If I bought your book on the strengths of its content and corresponding promotion plan, and you come to me scratching your head mumbling, “What do I do?” I’m going to scream. Loudly. I’ll scream because I gave that promotion plan to my sales folks. They, in turn, will use that to sell your book to genre buyers. If it’s all a house of cards, then guess what? Those books could very well come flying back to our warehouse in the form of returns. And how happy do you think I’ll be?
Publishing is a lot like dominoes. If one block tips over, it affects all the other blocks behind it. That’s what you want. However, if one block is too far away from its neighbor, the rest of those subsequent blocks will fail to fall over. And that equals a lot of unsold books. To avoid this, be a good Girl Scout.
Be the Girl Scout
I keep saying this over and over again – be prepared. Do NOT put anything down in a promotion plan unless you’ve taken the steps to know how to attain those goals. Writing is not a matter of simply barfing out a few thousand brilliant words. Writing is a business, and promotion is a huge part of that business. Gone are the days where we can all be Hemingway and hide out in the Caribbean to write books while slogging too much rum and oogling the Cabana boys who all look like Antonio Banderas. Preparation means thinking ahead.
Think ahead – you may be surprised
I’ve been working on Book 2 of my own series, and I kept hitting a snag. Sure, the premise was rock solid, and the characters well-defined. But I felt my plot had too many holes in it, and I needed something with bigger teeth – a bigger conflict, more to lose. For a long time I considered the Hemingway path of too much rum, but the beagle hid my bottle of aspirin. Then I thought about how I was going to promote it. Who’s my audience? Where am I going to find them? What’s my selling point? My hook? Ah ha! Bingo.
Oddly enough, by thinking about the promotion aspects, the meat and potatoes I’d been searching for for so long popped up like the golden goblet in Monty Python’s Holy Grail.
Why should that matter? Think about doing an interview or author event. Do you sit there with your finger planted firmly in you nostril, or do you have something profound to say? If you take that very thought and apply it to your plot, then perhaps one will influence the other, and the promotional aspects will fall into place.
Or you may just stay home and drink too much rum.
I realize I’m speaking borderline heresy by suggesting that a writer should allow promotion to influence his/her writing – and that’s not the point at all. It’s about maintaining a balance so you have your eye on all the balls you have in the air.
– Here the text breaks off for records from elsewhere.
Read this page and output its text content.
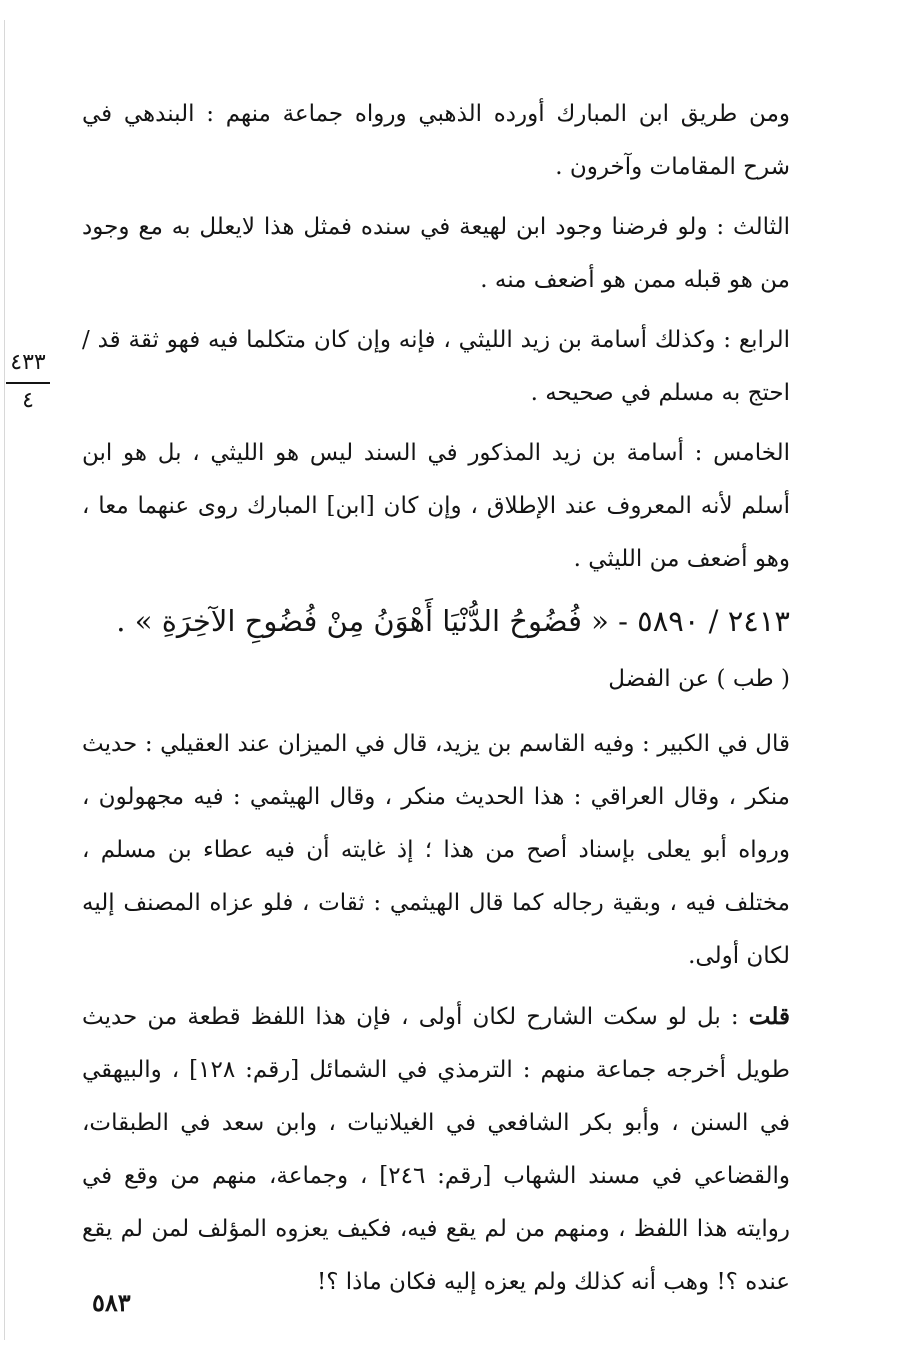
٤٣٣
٤

ومن طريق ابن المبارك أورده الذهبي ورواه جماعة منهم : البندهي في شرح المقامات وآخرون .

الثالث : ولو فرضنا وجود ابن لهيعة في سنده فمثل هذا لايعلل به مع وجود من هو قبله ممن هو أضعف منه .

الرابع : وكذلك أسامة بن زيد الليثي ، فإنه وإن كان متكلما فيه فهو ثقة قد / احتج به مسلم في صحيحه .

الخامس : أسامة بن زيد المذكور في السند ليس هو الليثي ، بل هو ابن أسلم لأنه المعروف عند الإطلاق ، وإن كان [ابن] المبارك روى عنهما معا ، وهو أضعف من الليثي .

٢٤١٣ / ٥٨٩٠ - « فُضُوحُ الدُّنْيَا أَهْوَنُ مِنْ فُضُوحِ الآخِرَةِ » .
( طب ) عن الفضل

قال في الكبير : وفيه القاسم بن يزيد، قال في الميزان عند العقيلي : حديث منكر ، وقال العراقي : هذا الحديث منكر ، وقال الهيثمي : فيه مجهولون ، ورواه أبو يعلى بإسناد أصح من هذا ؛ إذ غايته أن فيه عطاء بن مسلم ، مختلف فيه ، وبقية رجاله كما قال الهيثمي : ثقات ، فلو عزاه المصنف إليه لكان أولى.

قلت : بل لو سكت الشارح لكان أولى ، فإن هذا اللفظ قطعة من حديث طويل أخرجه جماعة منهم : الترمذي في الشمائل [رقم: ١٢٨] ، والبيهقي في السنن ، وأبو بكر الشافعي في الغيلانيات ، وابن سعد في الطبقات، والقضاعي في مسند الشهاب [رقم: ٢٤٦] ، وجماعة، منهم من وقع في روايته هذا اللفظ ، ومنهم من لم يقع فيه، فكيف يعزوه المؤلف لمن لم يقع عنده ؟! وهب أنه كذلك ولم يعزه إليه فكان ماذا ؟!

٥٨٣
I am suggesting that you must keep promotion in your mind while you’re writing because it’s going to become an issue at some point – especially if you have your eye on publication. And then you need to investigate the viability of those ideas. If it’s been rummaging around your cerebral hard drive, you’re going to be more comfortable and creative enough to think of all the possibilities. And in this day and age, that’s a good thing.
He looks good on paper
This refers to authors (and sometimes their agents) who create a promo plan out of thin air to make the author look good. No effort has been put into researching those ideas. Editors hate this because it creates a lot more work and headaches for the us. See, all throughout production we’ve been under the impression you knew what you were doing. Now on top of doing our own jobs, we have to stop to help you do yours as well. Obviously we’ll do it because we want the very best for you and your book, but we’ll be cranky. You do not want a cranky editor. Ever.
It’s like internet dating. The couple exchanges photos and fall in love with each others’ bright blue eyes, trim bods, and dazzling smiles. It isn’t until they meet that they discover they sent each other their old college photos and in reality, they’re thirty pounds overweight, their eyes are rhummy, and their teeth have coffee stains. Thud. Taxi!
Do more than look good on paper. Make sure you’re prepared because there is nothing worse for me than discovering that you have warts on your nose.